Monday, June 05, 2006

McCarthy and the Stones

Edith and I were driving to Safeway, listening to the radio. Suddenly, her voice pipes up from the backseat in her little six-year-old style: "Mommy, what that guy sings in that song is really true!" Playing was "You Can't Always Get What You Want," by the Stones. So we talked about what it meant to try to get what you need.

On another topic: reading Cormac McCarthy's Blood Meridian, largely because it was one of the runners-up in that NYTimes Book Review article about the best novel of the last 25 years. And I really like the Border Trilogy. I have to say, Blood Meridian is much less interesting than the Border Trilogy, in part because the protagonist is not as fully developed as John Grady Cole and does not have much personality.

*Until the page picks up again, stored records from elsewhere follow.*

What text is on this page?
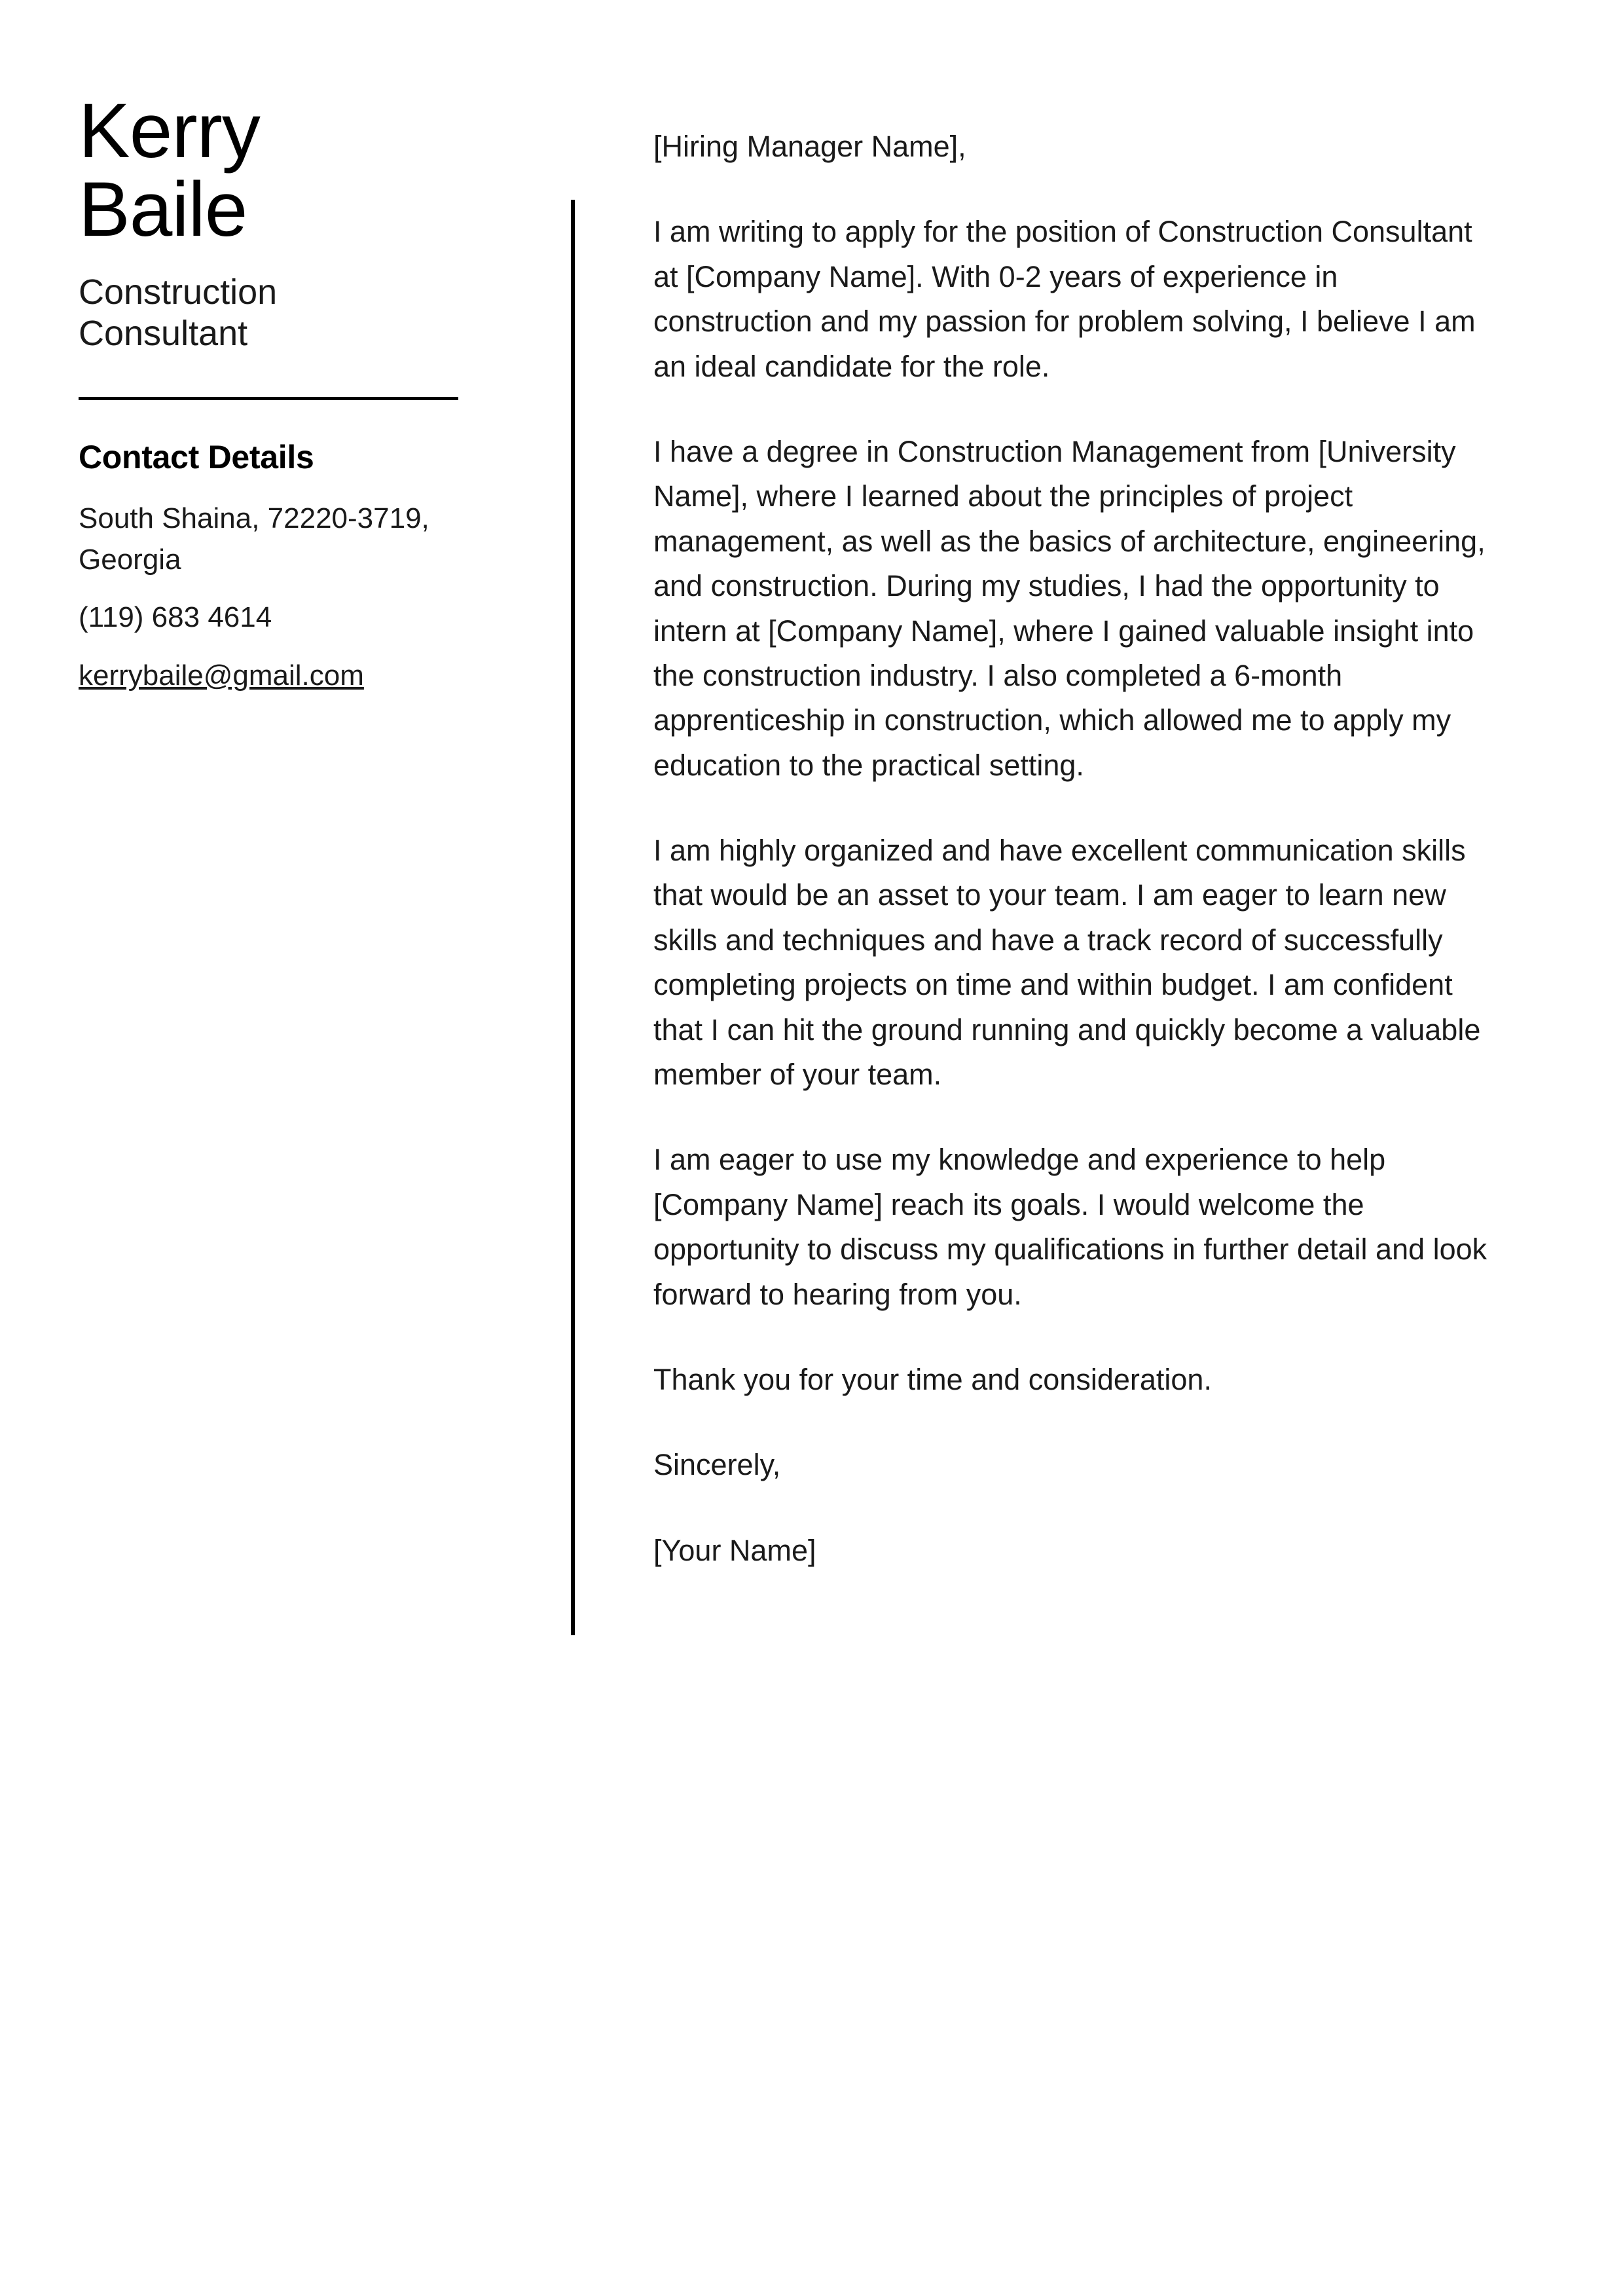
Kerry
Baile
Construction
Consultant
Contact Details
South Shaina, 72220-3719, Georgia
(119) 683 4614
kerrybaile@gmail.com

[Hiring Manager Name],

I am writing to apply for the position of Construction Consultant at [Company Name]. With 0-2 years of experience in construction and my passion for problem solving, I believe I am an ideal candidate for the role.

I have a degree in Construction Management from [University Name], where I learned about the principles of project management, as well as the basics of architecture, engineering, and construction. During my studies, I had the opportunity to intern at [Company Name], where I gained valuable insight into the construction industry. I also completed a 6-month apprenticeship in construction, which allowed me to apply my education to the practical setting.

I am highly organized and have excellent communication skills that would be an asset to your team. I am eager to learn new skills and techniques and have a track record of successfully completing projects on time and within budget. I am confident that I can hit the ground running and quickly become a valuable member of your team.

I am eager to use my knowledge and experience to help [Company Name] reach its goals. I would welcome the opportunity to discuss my qualifications in further detail and look forward to hearing from you.

Thank you for your time and consideration.

Sincerely,

[Your Name]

But I love McCarthy's sentences--they just roll on and on, but they use odd syntactical twists to shift and jar the reader. In odd ways, they're Latinate--not with the verb at the end kind of Latinate, but Latinate in that you don't really know where you're going with the sentence until you reach the end. And even then, you don't always know where you are. I like the disorienting quality of them. In fact, I really don't care much about the plot in this particular book at all--mostly it's just this collection of ruffians wandering through Mexico having unpleasant interactions with Mexicans and killing Indians or being killed by Indians. You just move from one cantina to the desert to the plains to another cantina to a campsite, and laced through all of it are gruesome murders and battles. But sometimes, it doesn't much matter where you are in McCarthy's worlds--you're just floating like the rest of the characters--what's interesting is the language.

I don't have my book up here at the computer. Maybe tomorrow I'll write down some of the sentences I like and explain why.